Closed glesica closed 4 years ago
TODO: I hit this when I ran the extractor without years (or with invalid years), wanna cut a ticket to set a default/say a better thing?
➜ extractor git:(all-the-changes) ✗ pipenv run python -m extractor
Warning: Your Pipfile requires python_version 3.8, but you are using 3.7.3 (/Users/smai/.local/share/v/e/bin/python).
$ pipenv --rm and rebuilding the virtual environment may resolve the issue.
$ pipenv check will surely fail.
WARNING:extractor.downloader:download failed '404'
Traceback (most recent call last):
File "/usr/local/Cellar/python/3.7.3/Frameworks/Python.framework/Versions/3.7/lib/python3.7/runpy.py", line 193, in _run_module_as_main
"__main__", mod_spec)
File "/usr/local/Cellar/python/3.7.3/Frameworks/Python.framework/Versions/3.7/lib/python3.7/runpy.py", line 85, in _run_code
exec(code, run_globals)
File "/Users/smai/nonprofit-data/extractor/extractor/__main__.py", line 16, in <module>
app.run(options)
File "/Users/smai/nonprofit-data/extractor/extractor/app.py", line 13, in run
index = Index.from_years(options.years, index_downloader)

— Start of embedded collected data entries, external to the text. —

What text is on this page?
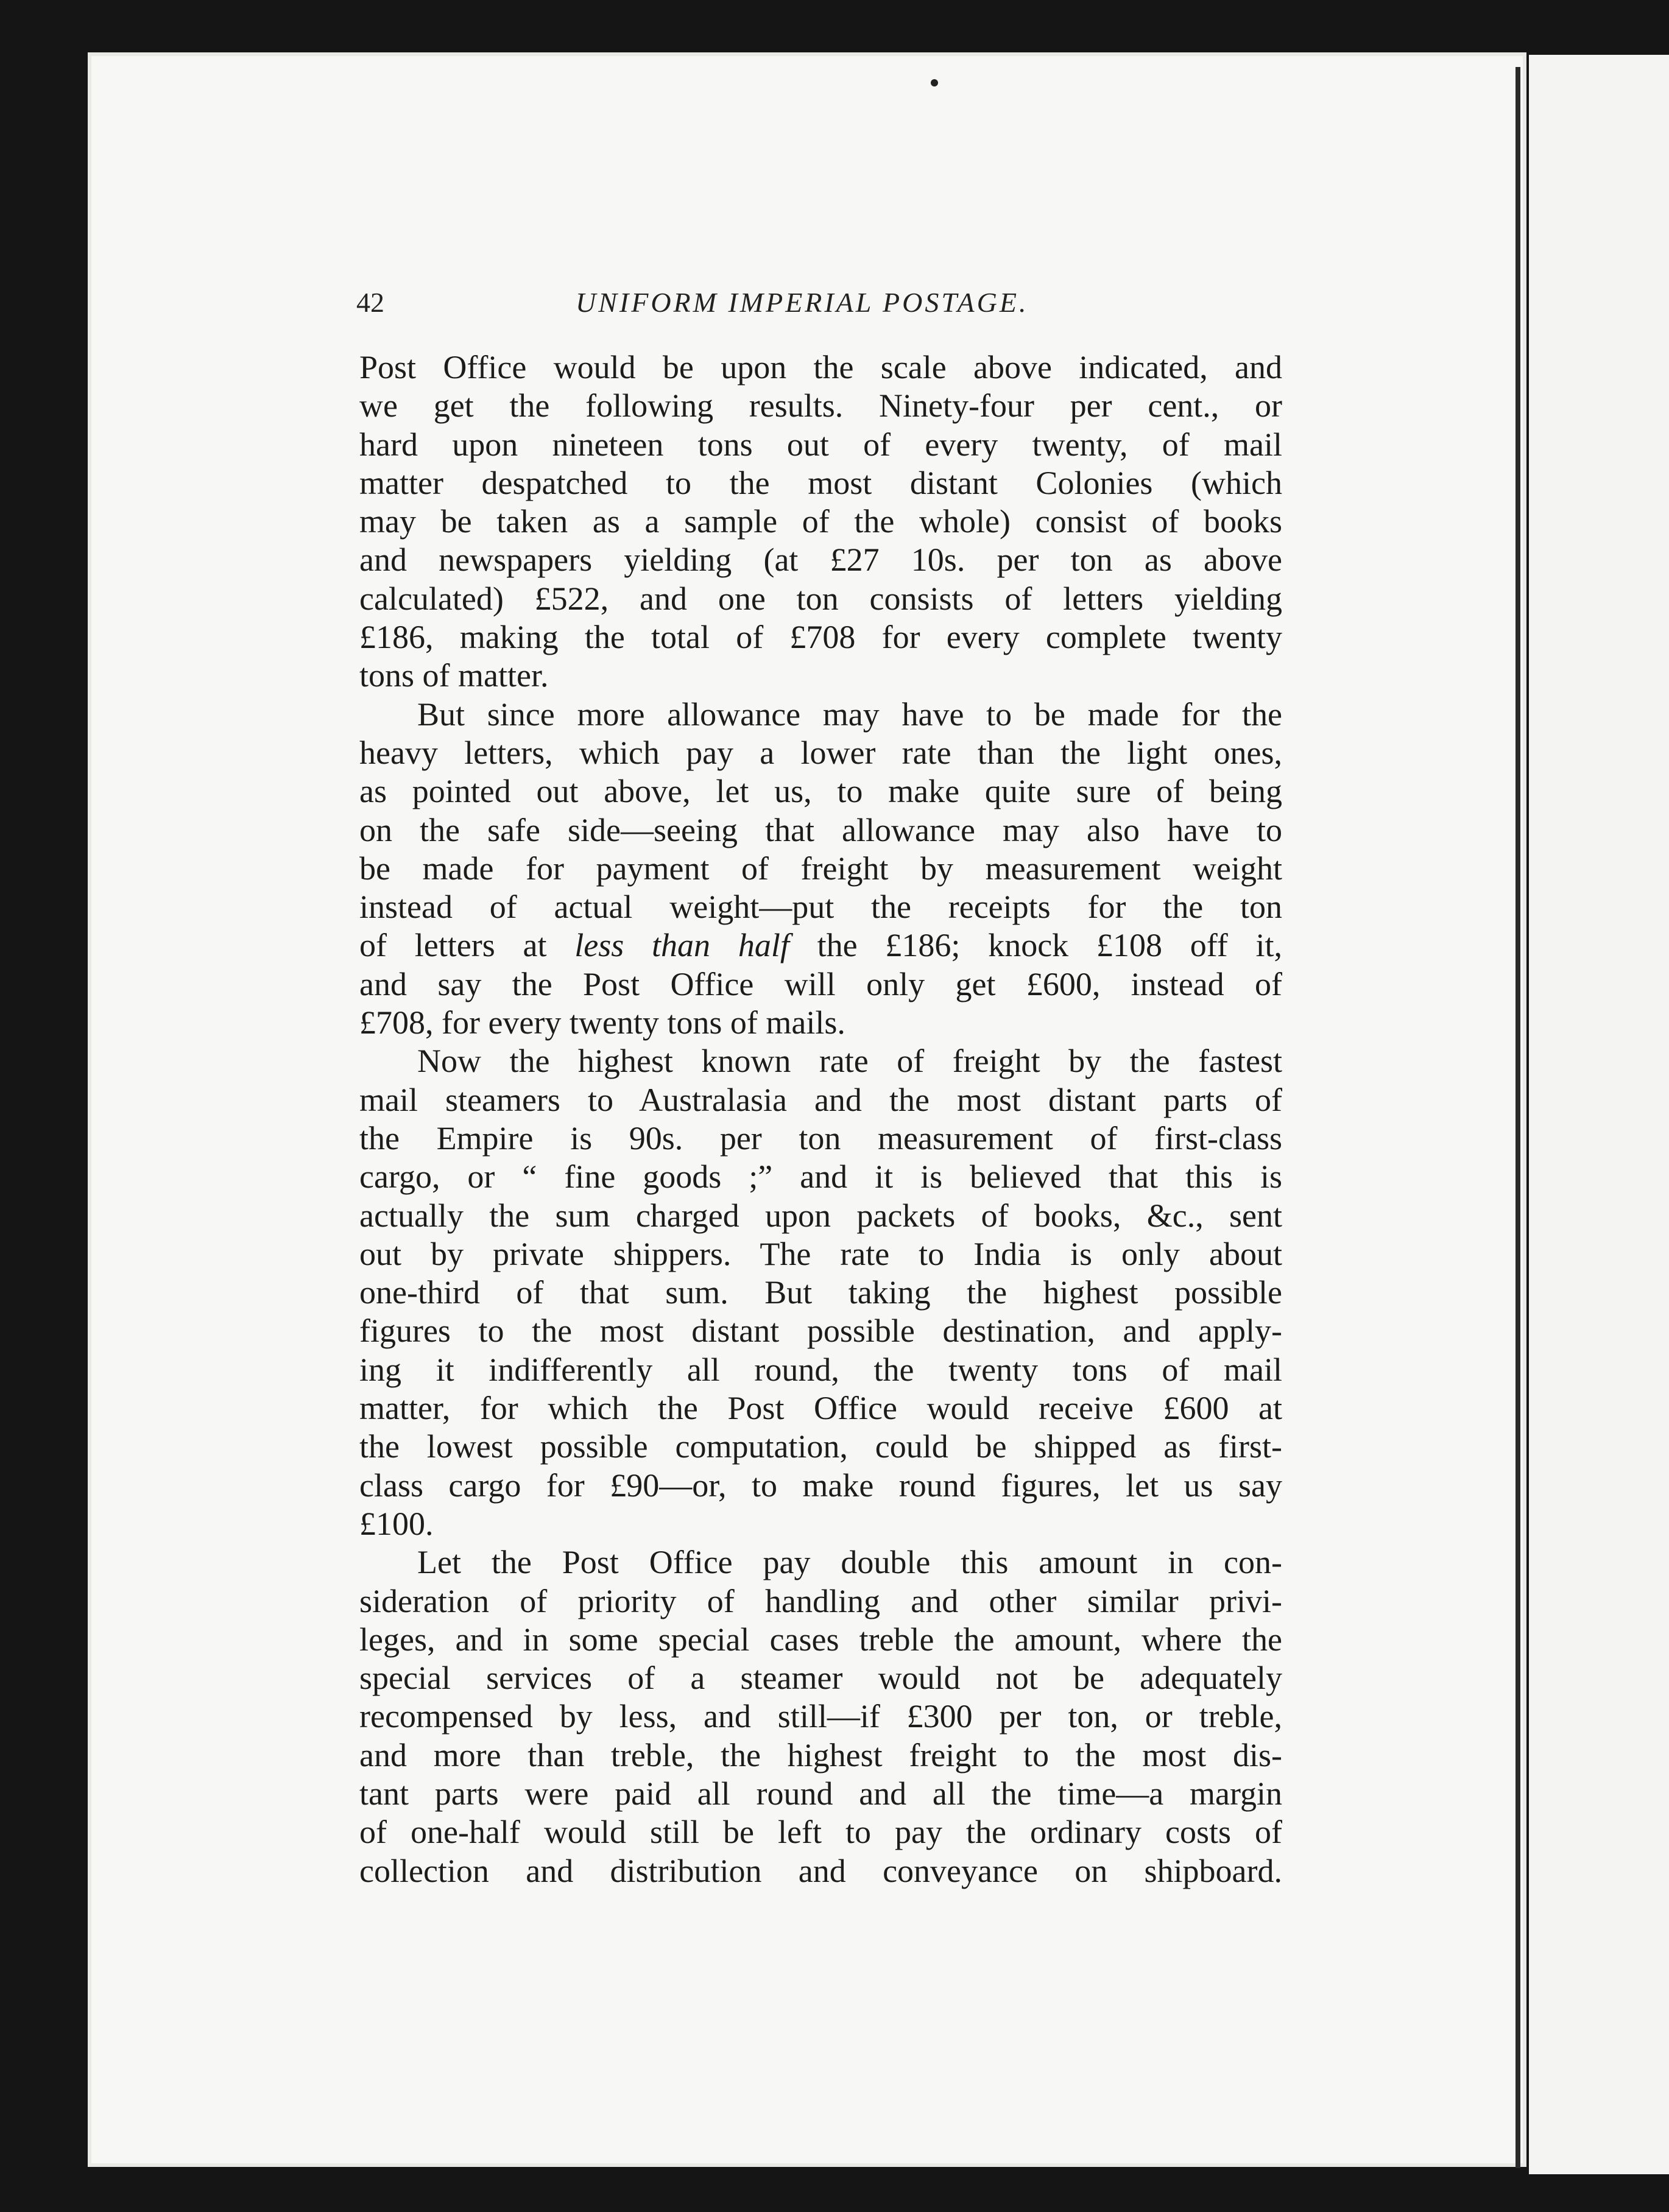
42	UNIFORM IMPERIAL POSTAGE.

Post Office would be upon the scale above indicated, and
we get the following results. Ninety-four per cent., or
hard upon nineteen tons out of every twenty, of mail
matter despatched to the most distant Colonies (which
may be taken as a sample of the whole) consist of books
and newspapers yielding (at £27 10s. per ton as above
calculated) £522, and one ton consists of letters yielding
£186, making the total of £708 for every complete twenty
tons of matter.

But since more allowance may have to be made for the
heavy letters, which pay a lower rate than the light ones,
as pointed out above, let us, to make quite sure of being
on the safe side—seeing that allowance may also have to
be made for payment of freight by measurement weight
instead of actual weight—put the receipts for the ton
of letters at less than half the £186; knock £108 off it,
and say the Post Office will only get £600, instead of
£708, for every twenty tons of mails.

Now the highest known rate of freight by the fastest
mail steamers to Australasia and the most distant parts of
the Empire is 90s. per ton measurement of first-class
cargo, or “ fine goods ;” and it is believed that this is
actually the sum charged upon packets of books, &c., sent
out by private shippers. The rate to India is only about
one-third of that sum. But taking the highest possible
figures to the most distant possible destination, and apply-
ing it indifferently all round, the twenty tons of mail
matter, for which the Post Office would receive £600 at
the lowest possible computation, could be shipped as first-
class cargo for £90—or, to make round figures, let us say
£100.

Let the Post Office pay double this amount in con-
sideration of priority of handling and other similar privi-
leges, and in some special cases treble the amount, where the
special services of a steamer would not be adequately
recompensed by less, and still—if £300 per ton, or treble,
and more than treble, the highest freight to the most dis-
tant parts were paid all round and all the time—a margin
of one-half would still be left to pay the ordinary costs of
collection and distribution and conveyance on shipboard.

File "/Users/smai/nonprofit-data/extractor/extractor/index.py", line 94, in from_years
for index_file in index_downloader.fetch_all(years):
File "/Users/smai/nonprofit-data/extractor/extractor/downloader.py", line 79, in fetch_all
yield self.fetch(document)
File "/Users/smai/nonprofit-data/extractor/extractor/downloader.py", line 72, in fetch
raise DownloaderException(response.text)
extractor.downloader.DownloaderException: <?xml version="1.0" encoding="UTF-8"?>
<Error><Code>NoSuchKey</Code><Message>The specified key does not exist.</Message><Key>index_2020.csv</Key><RequestId>BBDDE13D3633D158</RequestId><HostId>aTU0+12LGMPrzluCcfhF9s+9d0/U1SbqeurNjZGQAAcmO4ILS3mz2ZM4xam5HQw7reYw0akgHSE=</HostId></Error>
Possible couple other future improvements: 1. ctrl + C does not kill (do you have to do something special to kill pipenv processes?), 2. when killed, any info that's been extracted before the kill is not cached. Unless I'm missing something, it may be a nice future improvement to cache as you go in case a download is interrupted or someone trips on a non-magsafe cable or something.
Also at some point, would you mind adding an example_filters.json file for fast reference?
QA +1 new fancy make targets and new fancy data extracting works for me - make format
changed some files FYI :)
+1
I upgraded to Python 3.8 so you may want to update your stuff. You can do pipenv --rm
and then pipenv install --dev
in a new shell to switch. After that pipenv run python --version
should show 3.8.
Issues have been created. I'm gonna merge it.
So many changes...
Add index fetching, improve downloader and caching, improve tooling configurations, add some more tests, add more command line options and improve default behavior, and lots of other junk.